There is a wide disparity of economic resources among landowners, tenant farmers and farm labourers in rural agricultural communities and the day-to-day marginal cash flow pattern is one which most small farmers find hard to break. This pattern reinforces the habit of purchasing for immediate needs which prevents long-range planning or budget management. Banking services are remote and not generally utilized by those with small sums to save; and with unclear land ownership, the collateral required for loans is difficult to secure. Obtaining such loans can be a time-consuming process and often the money may not be secured at an appropriate time when it is most needed. Added to this, the amount of capital obtained is often inadequate to secure the full complement of equipment or technical aid in order for the the additional investment to be a profitable venture. Capital funds needed for initial development of essential services are therefore often inaccessible. Sporadic sources of outside capital are an unstable funding base, but residents find it difficult to develop ways and means of mobilizing their own investment capital.
As a result, rural communities in developing countries are experiencing the strain of carrying a greater financial burden as they participate more and more in the money economy. Bartering and in-kind wages to farm workers are being replaced by money wages, so that land owners need more capital on hand, while at the same time local credit lines and banking are only just beginning to be effective. While village economy requires diversified crops and the introduction of new cash crops, the necessary risk capital is simply not available. Most of the population continues to exist at the subsistence level, working for low wages, or farming just enough land to provide for the family. Most of the money earned from marketing goods, from government purchases or from wages, is spent in the market towns or farther away, taking money out of the community and bringing little back. Small shops bring little money into the community since goods are purchased at retail prices in the towns and resold locally at only a small profit margin. Since the only significant transport of goods takes place between towns and cities, the cost of transport to villages is disproportionately high. This results in an even higher cost of living for residents who already have a lower income than people in the larger towns. They are permanently aware of not having enough money and of never seeing any real change.

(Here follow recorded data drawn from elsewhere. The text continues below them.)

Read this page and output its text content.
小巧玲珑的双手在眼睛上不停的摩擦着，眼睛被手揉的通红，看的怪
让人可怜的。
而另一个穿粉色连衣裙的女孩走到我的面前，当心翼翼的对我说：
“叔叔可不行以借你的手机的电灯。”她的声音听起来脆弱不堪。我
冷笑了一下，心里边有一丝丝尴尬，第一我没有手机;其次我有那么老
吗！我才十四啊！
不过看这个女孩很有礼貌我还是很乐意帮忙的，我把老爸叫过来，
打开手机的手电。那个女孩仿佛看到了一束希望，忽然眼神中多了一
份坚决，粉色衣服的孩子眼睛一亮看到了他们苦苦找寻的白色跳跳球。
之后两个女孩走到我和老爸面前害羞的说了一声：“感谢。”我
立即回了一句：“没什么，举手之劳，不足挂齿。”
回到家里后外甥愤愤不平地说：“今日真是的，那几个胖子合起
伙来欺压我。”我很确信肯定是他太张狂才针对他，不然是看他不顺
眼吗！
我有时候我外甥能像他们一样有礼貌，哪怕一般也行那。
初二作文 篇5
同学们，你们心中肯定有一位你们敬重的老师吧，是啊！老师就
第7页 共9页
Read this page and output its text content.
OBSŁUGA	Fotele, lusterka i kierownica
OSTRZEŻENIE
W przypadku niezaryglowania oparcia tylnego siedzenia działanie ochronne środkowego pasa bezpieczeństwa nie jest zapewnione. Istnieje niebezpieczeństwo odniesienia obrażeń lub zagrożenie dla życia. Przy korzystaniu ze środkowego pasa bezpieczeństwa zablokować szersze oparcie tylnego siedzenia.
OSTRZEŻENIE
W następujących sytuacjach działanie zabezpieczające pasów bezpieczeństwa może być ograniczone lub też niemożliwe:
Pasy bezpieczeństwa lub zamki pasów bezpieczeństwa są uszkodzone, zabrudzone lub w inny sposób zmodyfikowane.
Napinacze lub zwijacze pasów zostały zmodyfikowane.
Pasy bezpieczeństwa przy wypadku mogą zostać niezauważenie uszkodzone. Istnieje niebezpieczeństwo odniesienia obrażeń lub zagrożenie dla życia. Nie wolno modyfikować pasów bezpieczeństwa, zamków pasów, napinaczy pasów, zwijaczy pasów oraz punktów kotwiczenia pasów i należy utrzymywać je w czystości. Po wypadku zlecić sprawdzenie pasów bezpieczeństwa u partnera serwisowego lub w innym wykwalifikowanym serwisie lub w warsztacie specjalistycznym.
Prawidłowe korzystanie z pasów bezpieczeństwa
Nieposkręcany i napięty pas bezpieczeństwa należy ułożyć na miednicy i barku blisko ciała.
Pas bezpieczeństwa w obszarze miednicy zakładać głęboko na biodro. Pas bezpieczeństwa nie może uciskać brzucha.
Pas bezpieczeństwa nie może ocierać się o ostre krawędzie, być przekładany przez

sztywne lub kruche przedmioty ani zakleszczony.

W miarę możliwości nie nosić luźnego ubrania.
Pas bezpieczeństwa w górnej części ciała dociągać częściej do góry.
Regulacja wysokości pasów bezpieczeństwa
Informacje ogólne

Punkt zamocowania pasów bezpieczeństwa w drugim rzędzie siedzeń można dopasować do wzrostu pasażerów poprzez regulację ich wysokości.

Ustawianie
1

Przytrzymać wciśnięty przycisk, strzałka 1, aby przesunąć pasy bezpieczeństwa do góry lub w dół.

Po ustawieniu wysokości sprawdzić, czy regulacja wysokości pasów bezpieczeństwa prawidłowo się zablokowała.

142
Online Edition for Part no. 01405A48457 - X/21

Many people are employed outside their home villages; they come to the village only at weekends, and most of their earnings remain in the city. Residents purchase almost all personal and household goods and services outside the village on a small scale limited by what one person can carry. People are motivated to sell quality food which they need for their families and to purchase supplies outside their villages, further draining local capital and reducing employment alternatives within the village. These spending patterns continue the cycle of money out of local circulation and inhibit buildup of financial reserves that could be used as collateral to float loans or build up credit. Limited capital restricts local processing, so products are marketed as inexpensive raw materials; and the absence of local markets forces dependence on costly middleman services in order to allow goods to reach outside markets. People come to feel there is no hope for money or investment.
[Industrialized countries] The interest in small town capital self-sufficiency apparent in many rural communities in the Western world is often not actuated because the means of doing so are lacking. A reputation as a farming community, with no major industry or business generating new money, makes banks reluctant to lend funds. As a result, new businesses are difficult to start.